Implementation of Big Data Integration Platforms

How are Big Data Integration Platforms Implemented?

It is necessary to define the goals to be achieved using a big data integration platform. This will help measure the success of target projects for which big data integration software will be used. Large organizations have data in large volumes from heterogeneous data sources, hence it is better to hire an external party for implementing the software. Connectivity between systems is ensured during the process. With a rich experience throughout the years, the specialists from these consultancy firms can guide the businesses in connecting and consolidating their data effectively by helping the company to identify the best vendors in the space that would suit their business needs and goals.

Who is Responsible for Big Data Integration Platforms Implementation?

Data integration implementation can be a tedious process. In such times, it is advisable to have vendor support throughout the implementation. The team size could range from moderate to large depending on the complexity of the software being implemented. With cross-functional teams, it is possible to streamline the implementation process. Before actual use, it is always a good practice to test sample data.

What Does the Implementation Process Look Like for Big Data Integration Platforms?
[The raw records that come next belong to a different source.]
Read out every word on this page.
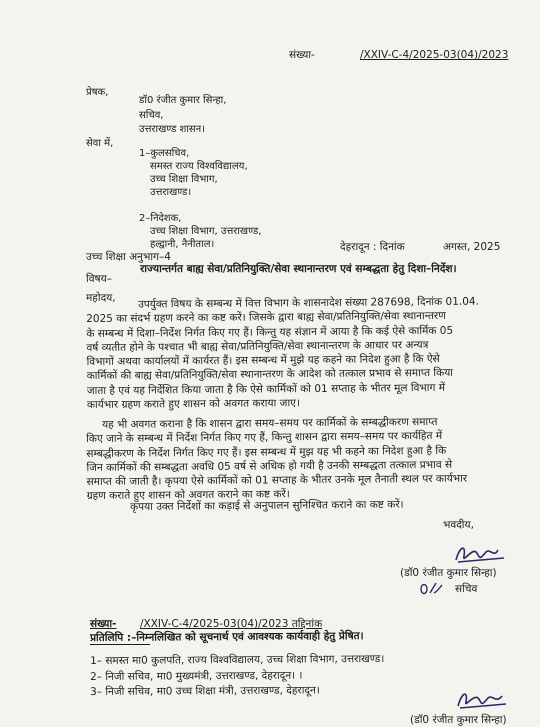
संख्या-	/XXIV-C-4/2025-03(04)/2023
प्रेषक,
डॉ0 रंजीत कुमार सिन्हा,
सचिव,
उत्तराखण्ड शासन।
सेवा में,
1–कुलसचिव,
समस्त राज्य विश्वविद्यालय,
उच्च शिक्षा विभाग,
उत्तराखण्ड।
2–निदेशक,
उच्च शिक्षा विभाग, उत्तराखण्ड,
हल्द्वानी, नैनीताल।
उच्च शिक्षा अनुभाग–4
देहरादून : दिनांक	अगस्त, 2025
विषय–
राज्यान्तर्गत बाह्य सेवा/प्रतिनियुक्ति/सेवा स्थानान्तरण एवं सम्बद्धता हेतु दिशा–निर्देश।
महोदय,	उपर्युक्त विषय के सम्बन्ध में वित्त विभाग के शासनादेश संख्या 287698, दिनांक 01.04.
2025 का संदर्भ ग्रहण करने का कष्ट करें। जिसके द्वारा बाह्य सेवा/प्रतिनियुक्ति/सेवा स्थानान्तरण
के सम्बन्ध में दिशा–निर्देश निर्गत किए गए हैं। किन्तु यह संज्ञान में आया है कि कई ऐसे कार्मिक 05
वर्ष व्यतीत होने के पश्चात भी बाह्य सेवा/प्रतिनियुक्ति/सेवा स्थानान्तरण के आधार पर अन्यत्र
विभागों अथवा कार्यालयों में कार्यरत हैं। इस सम्बन्ध में मुझे यह कहने का निदेश हुआ है कि ऐसे
कार्मिकों की बाह्य सेवा/प्रतिनियुक्ति/सेवा स्थानान्तरण के आदेश को तत्काल प्रभाव से समाप्त किया
जाता है एवं यह निर्देशित किया जाता है कि ऐसे कार्मिकों को 01 सप्ताह के भीतर मूल विभाग में
कार्यभार ग्रहण कराते हुए शासन को अवगत कराया जाए।
यह भी अवगत कराना है कि शासन द्वारा समय–समय पर कार्मिकों के सम्बद्धीकरण समाप्त
किए जाने के सम्बन्ध में निर्देश निर्गत किए गए हैं, किन्तु शासन द्वारा समय–समय पर कार्यहित में
सम्बद्धीकरण के निर्देश निर्गत किए गए हैं। इस सम्बन्ध में मुझ यह भी कहने का निदेश हुआ है कि
जिन कार्मिकों की सम्बद्धता अवधि 05 वर्ष से अधिक हो गयी है उनकी सम्बद्धता तत्काल प्रभाव से
समाप्त की जाती है। कृपया ऐसे कार्मिकों को 01 सप्ताह के भीतर उनके मूल तैनाती स्थल पर कार्यभार
ग्रहण कराते हुए शासन को अवगत कराने का कष्ट करें।
कृपया उक्त निर्देशों का कड़ाई से अनुपालन सुनिश्चित कराने का कष्ट करें।
भवदीय,
(डॉ0 रंजीत कुमार सिन्हा)
सचिव
संख्या- /XXIV-C-4/2025-03(04)/2023 तद्दिनांक
प्रतिलिपि :–निम्नलिखित को सूचनार्थ एवं आवश्यक कार्यवाही हेतु प्रेषित।
1– समस्त मा0 कुलपति, राज्य विश्वविद्यालय, उच्च शिक्षा विभाग, उत्तराखण्ड।
2– निजी सचिव, मा0 मुख्यमंत्री, उत्तराखण्ड, देहरादून। ।
3– निजी सचिव, मा0 उच्च शिक्षा मंत्री, उत्तराखण्ड, देहरादून।
(डॉ0 रंजीत कुमार सिन्हा)
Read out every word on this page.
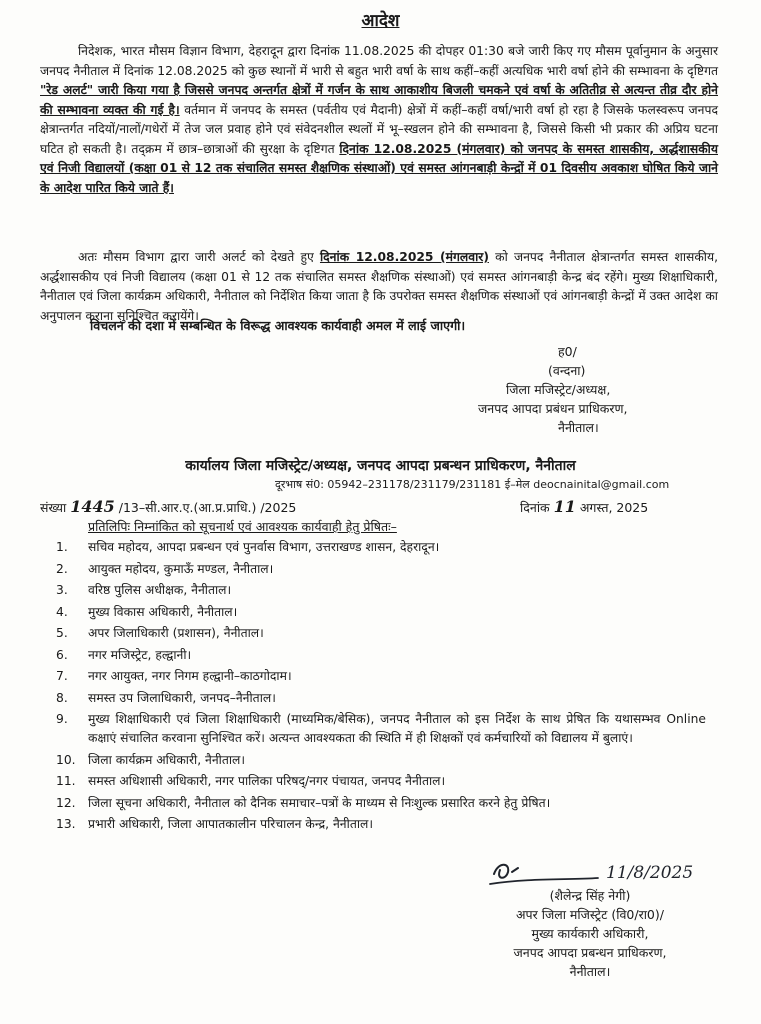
आदेश
निदेशक, भारत मौसम विज्ञान विभाग, देहरादून द्वारा दिनांक 11.08.2025 की दोपहर 01:30 बजे जारी किए गए मौसम पूर्वानुमान के अनुसार जनपद नैनीताल में दिनांक 12.08.2025 को कुछ स्थानों में भारी से बहुत भारी वर्षा के साथ कहीं–कहीं अत्यधिक भारी वर्षा होने की सम्भावना के दृष्टिगत "रेड अलर्ट" जारी किया गया है जिससे जनपद अन्तर्गत क्षेत्रों में गर्जन के साथ आकाशीय बिजली चमकने एवं वर्षा के अतितीव्र से अत्यन्त तीव्र दौर होने की सम्भावना व्यक्त की गई है। वर्तमान में जनपद के समस्त (पर्वतीय एवं मैदानी) क्षेत्रों में कहीं–कहीं वर्षा/भारी वर्षा हो रहा है जिसके फलस्वरूप जनपद क्षेत्रान्तर्गत नदियों/नालों/गधेरों में तेज जल प्रवाह होने एवं संवेदनशील स्थलों में भू–स्खलन होने की सम्भावना है, जिससे किसी भी प्रकार की अप्रिय घटना घटित हो सकती है। तद्क्रम में छात्र–छात्राओं की सुरक्षा के दृष्टिगत दिनांक 12.08.2025 (मंगलवार) को जनपद के समस्त शासकीय, अर्द्धशासकीय एवं निजी विद्यालयों (कक्षा 01 से 12 तक संचालित समस्त शैक्षणिक संस्थाओं) एवं समस्त आंगनबाड़ी केन्द्रों में 01 दिवसीय अवकाश घोषित किये जाने के आदेश पारित किये जाते हैं।
अतः मौसम विभाग द्वारा जारी अलर्ट को देखते हुए दिनांक 12.08.2025 (मंगलवार) को जनपद नैनीताल क्षेत्रान्तर्गत समस्त शासकीय, अर्द्धशासकीय एवं निजी विद्यालय (कक्षा 01 से 12 तक संचालित समस्त शैक्षणिक संस्थाओं) एवं समस्त आंगनबाड़ी केन्द्र बंद रहेंगे। मुख्य शिक्षाधिकारी, नैनीताल एवं जिला कार्यक्रम अधिकारी, नैनीताल को निर्देशित किया जाता है कि उपरोक्त समस्त शैक्षणिक संस्थाओं एवं आंगनबाड़ी केन्द्रों में उक्त आदेश का अनुपालन कराना सुनिश्चित करायेंगे।
विचलन की दशा में सम्बन्धित के विरूद्ध आवश्यक कार्यवाही अमल में लाई जाएगी।
ह0/
(वन्दना)
जिला मजिस्ट्रेट/अध्यक्ष,
जनपद आपदा प्रबंधन प्राधिकरण,
नैनीताल।
कार्यालय जिला मजिस्ट्रेट/अध्यक्ष, जनपद आपदा प्रबन्धन प्राधिकरण, नैनीताल
दूरभाष सं0: 05942–231178/231179/231181 ई–मेल deocnainital@gmail.com
संख्या 1445 /13–सी.आर.ए.(आ.प्र.प्राधि.) /2025	दिनांक 11 अगस्त, 2025
प्रतिलिपिः निम्नांकित को सूचनार्थ एवं आवश्यक कार्यवाही हेतु प्रेषितः–
1. सचिव महोदय, आपदा प्रबन्धन एवं पुनर्वास विभाग, उत्तराखण्ड शासन, देहरादून।
2. आयुक्त महोदय, कुमाऊँ मण्डल, नैनीताल।
3. वरिष्ठ पुलिस अधीक्षक, नैनीताल।
4. मुख्य विकास अधिकारी, नैनीताल।
5. अपर जिलाधिकारी (प्रशासन), नैनीताल।
6. नगर मजिस्ट्रेट, हल्द्वानी।
7. नगर आयुक्त, नगर निगम हल्द्वानी–काठगोदाम।
8. समस्त उप जिलाधिकारी, जनपद–नैनीताल।
9. मुख्य शिक्षाधिकारी एवं जिला शिक्षाधिकारी (माध्यमिक/बेसिक), जनपद नैनीताल को इस निर्देश के साथ प्रेषित कि यथासम्भव Online कक्षाएं संचालित करवाना सुनिश्चित करें। अत्यन्त आवश्यकता की स्थिति में ही शिक्षकों एवं कर्मचारियों को विद्यालय में बुलाएं।
10. जिला कार्यक्रम अधिकारी, नैनीताल।
11. समस्त अधिशासी अधिकारी, नगर पालिका परिषद्/नगर पंचायत, जनपद नैनीताल।
12. जिला सूचना अधिकारी, नैनीताल को दैनिक समाचार–पत्रों के माध्यम से निःशुल्क प्रसारित करने हेतु प्रेषित।
13. प्रभारी अधिकारी, जिला आपातकालीन परिचालन केन्द्र, नैनीताल।
11/8/2025
(शैलेन्द्र सिंह नेगी)
अपर जिला मजिस्ट्रेट (वि0/रा0)/
मुख्य कार्यकारी अधिकारी,
जनपद आपदा प्रबन्धन प्राधिकरण,
नैनीताल।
The overall implementation process can be done in the following steps:

  • Identifying and defining the project is a step when organizations can figure out the format in which the consolidated data has to be in so that it can prove of maximum usefulness to the organization.
  • Reviewing the systems becomes crucial at this point. Depending on the connectivity, the consultancy specialists may advise on data connectors and/or SFTP ports to facilitate data interchange.
  • Defining data integration framework.
  • Defining how data will be processed.

When Should You Implement Big Data Integration Platforms?

Big data integration software is usually required when the organization deals with loads of data coming from disparate sources.